Uma das voluntárias que participam do programa Papai Noel dos Correios, em São Paulo, não quis acreditar quando uma criança de apenas oito anos idade, em vez de pedir brinquedo, roupinha ou telefone celular, ao ditar carta para ser enviada pela ECT à Lapônia, pediu que o Bom Velhinho repassasse uma cesta básica ao pai e à mãe desempregados. A voluntária não quis acreditar por que ignorava ser este um dos pedidos feitos com desconcertante frequência por inúmeras crianças em diversos estados brasileiros. No Acre, por exemplo, o gerente da Empresa de Correios e Telégrafos na cidade de Cruzeiro do Sul, Airton Pessoa, fez um resumo do quadro: “Aqui, em algumas cartas as crianças pedem brinquedo, ipad, iphone, notebook, tablet, mas o que mais nos comove é quando pedem alimentação. E normalmente são esses os pedidos mais atendidos na campanha”. Lá no Acre, muitas crianças chegam a especificar aos menos dois produtos que não podem faltar na cesta básica do Natal: leite e iogurte. É embaraçoso (e comovente) ou não é?

Bom, no meu caso, só não fiquei cá tão embaraçado ao ler o noticiário porque já tinha me comovido com alguns depoimentos espontâneos dados, em recente programa jornalístico da TV Cabo Branco, por beneficiários do Bolsa Família que recebem do Governo do Estado o Abono Natalino (único do gênero no país). Na primeira declaração, uma mulher de aparentes 50 anos de idade disse, em tom de felicidade, que o abono lhe serviria para comprar arroz, feijão, açúcar, óleo e outros produtos que compõem a cesta básica. Mais feliz ainda, adicionou à balança sabem o quê? “Um quilo de galinha,” Na manifestação a seguir, uma outra mulher, da mesma faixa etária, assim se expressou: “Vou ajuntar e comprar umas roupas para as crianças.” E olhem que o Abono Natalino é de R$ 32,00! Mas vocês não imaginam o quanto essa quantia significa em dezembro para meio milhão de famílias paraibanas! Ou, por outra, já estão vendo o seu significado, não é isso?

Os dois depoimentos, aliás, teriam bastado para despertar espírito natalino em qualquer cristão, mas eis que um terceiro favorecido pelo abono do Governo do Estado - um senhor também de meia idade - me fez acreditar que o Natal realmente existe, ao declarar, entre humilde e determinado: “Quem vai decidir é o meu menino, que é dele esse dinheiro.” E repetiu, com toda a ênfase: “Quem vai decidir é ele.” Pensem numa emoção!
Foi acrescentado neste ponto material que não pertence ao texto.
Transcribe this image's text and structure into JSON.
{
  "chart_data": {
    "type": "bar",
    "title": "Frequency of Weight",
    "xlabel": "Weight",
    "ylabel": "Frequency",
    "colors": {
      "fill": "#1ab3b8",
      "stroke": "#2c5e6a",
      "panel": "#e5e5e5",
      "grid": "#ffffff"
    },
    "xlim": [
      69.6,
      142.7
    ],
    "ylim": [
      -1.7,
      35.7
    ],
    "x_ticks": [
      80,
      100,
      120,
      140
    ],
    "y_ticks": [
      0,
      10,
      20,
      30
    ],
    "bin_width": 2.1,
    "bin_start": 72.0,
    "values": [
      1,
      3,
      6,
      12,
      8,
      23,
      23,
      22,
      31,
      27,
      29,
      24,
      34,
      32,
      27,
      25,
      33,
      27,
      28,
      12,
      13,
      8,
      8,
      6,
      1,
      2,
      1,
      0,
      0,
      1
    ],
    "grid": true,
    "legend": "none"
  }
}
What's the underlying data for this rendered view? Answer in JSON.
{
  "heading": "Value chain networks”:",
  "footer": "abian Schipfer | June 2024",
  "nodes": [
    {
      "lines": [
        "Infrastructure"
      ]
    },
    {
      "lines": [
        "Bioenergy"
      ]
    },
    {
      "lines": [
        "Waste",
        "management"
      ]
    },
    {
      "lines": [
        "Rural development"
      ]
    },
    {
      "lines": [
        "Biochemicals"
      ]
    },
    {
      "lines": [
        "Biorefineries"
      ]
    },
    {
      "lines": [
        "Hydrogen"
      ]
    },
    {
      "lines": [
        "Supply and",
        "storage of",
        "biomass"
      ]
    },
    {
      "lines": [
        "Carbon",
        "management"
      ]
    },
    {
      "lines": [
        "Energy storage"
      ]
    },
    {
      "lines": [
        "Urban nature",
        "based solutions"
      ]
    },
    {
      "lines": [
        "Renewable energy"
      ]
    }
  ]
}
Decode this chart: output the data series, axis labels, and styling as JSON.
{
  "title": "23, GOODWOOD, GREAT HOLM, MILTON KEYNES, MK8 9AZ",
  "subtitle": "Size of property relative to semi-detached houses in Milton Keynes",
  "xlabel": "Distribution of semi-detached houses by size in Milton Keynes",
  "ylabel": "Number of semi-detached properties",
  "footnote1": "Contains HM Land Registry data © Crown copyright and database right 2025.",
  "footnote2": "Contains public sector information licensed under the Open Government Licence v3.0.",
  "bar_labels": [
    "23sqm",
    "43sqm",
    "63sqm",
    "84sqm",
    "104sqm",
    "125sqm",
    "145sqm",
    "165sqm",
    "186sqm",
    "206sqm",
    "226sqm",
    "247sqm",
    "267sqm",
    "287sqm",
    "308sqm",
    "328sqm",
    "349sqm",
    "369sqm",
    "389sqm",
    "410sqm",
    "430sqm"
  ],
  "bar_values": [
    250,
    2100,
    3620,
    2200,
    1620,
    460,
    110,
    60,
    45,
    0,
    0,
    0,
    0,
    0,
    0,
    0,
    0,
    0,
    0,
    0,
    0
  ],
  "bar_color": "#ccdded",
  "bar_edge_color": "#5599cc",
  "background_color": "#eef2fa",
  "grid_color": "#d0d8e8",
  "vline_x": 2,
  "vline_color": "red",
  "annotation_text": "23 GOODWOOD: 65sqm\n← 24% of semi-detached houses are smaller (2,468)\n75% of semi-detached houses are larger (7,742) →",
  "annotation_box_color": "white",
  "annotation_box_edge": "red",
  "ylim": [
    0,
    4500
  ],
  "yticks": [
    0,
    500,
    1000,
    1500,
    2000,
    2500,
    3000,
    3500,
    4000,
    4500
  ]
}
A pergunta que me faço hoje é a seguinte: terá o menino decidido ajudar ao pai na cesta de alimentos ou preferiu pegar seus R$ 32,00 e os entregou à mamãe para comprar uma roupinha e um brinquedo? Aposto como escolheu a segunda alternativa, mas a lição que fica nesta véspera de Natal é a do simbolismo que quantia relativamente tão pequena adquire quando entregue a mães e pais de tão grandes corações. Na verdade, o tamanho do benefício não é documento quando valores mais altos se alevantam. A felicidade do Natal não tem preço. Que o digam as crianças de 500 mil famílias que, na Paraíba, nem precisaram escrever a Papai Noel para ganhar uma roupinha ou um brinquedo neste Natal.

Glória a Deus nas alturas e paz na Terra aos homens de boa vontade!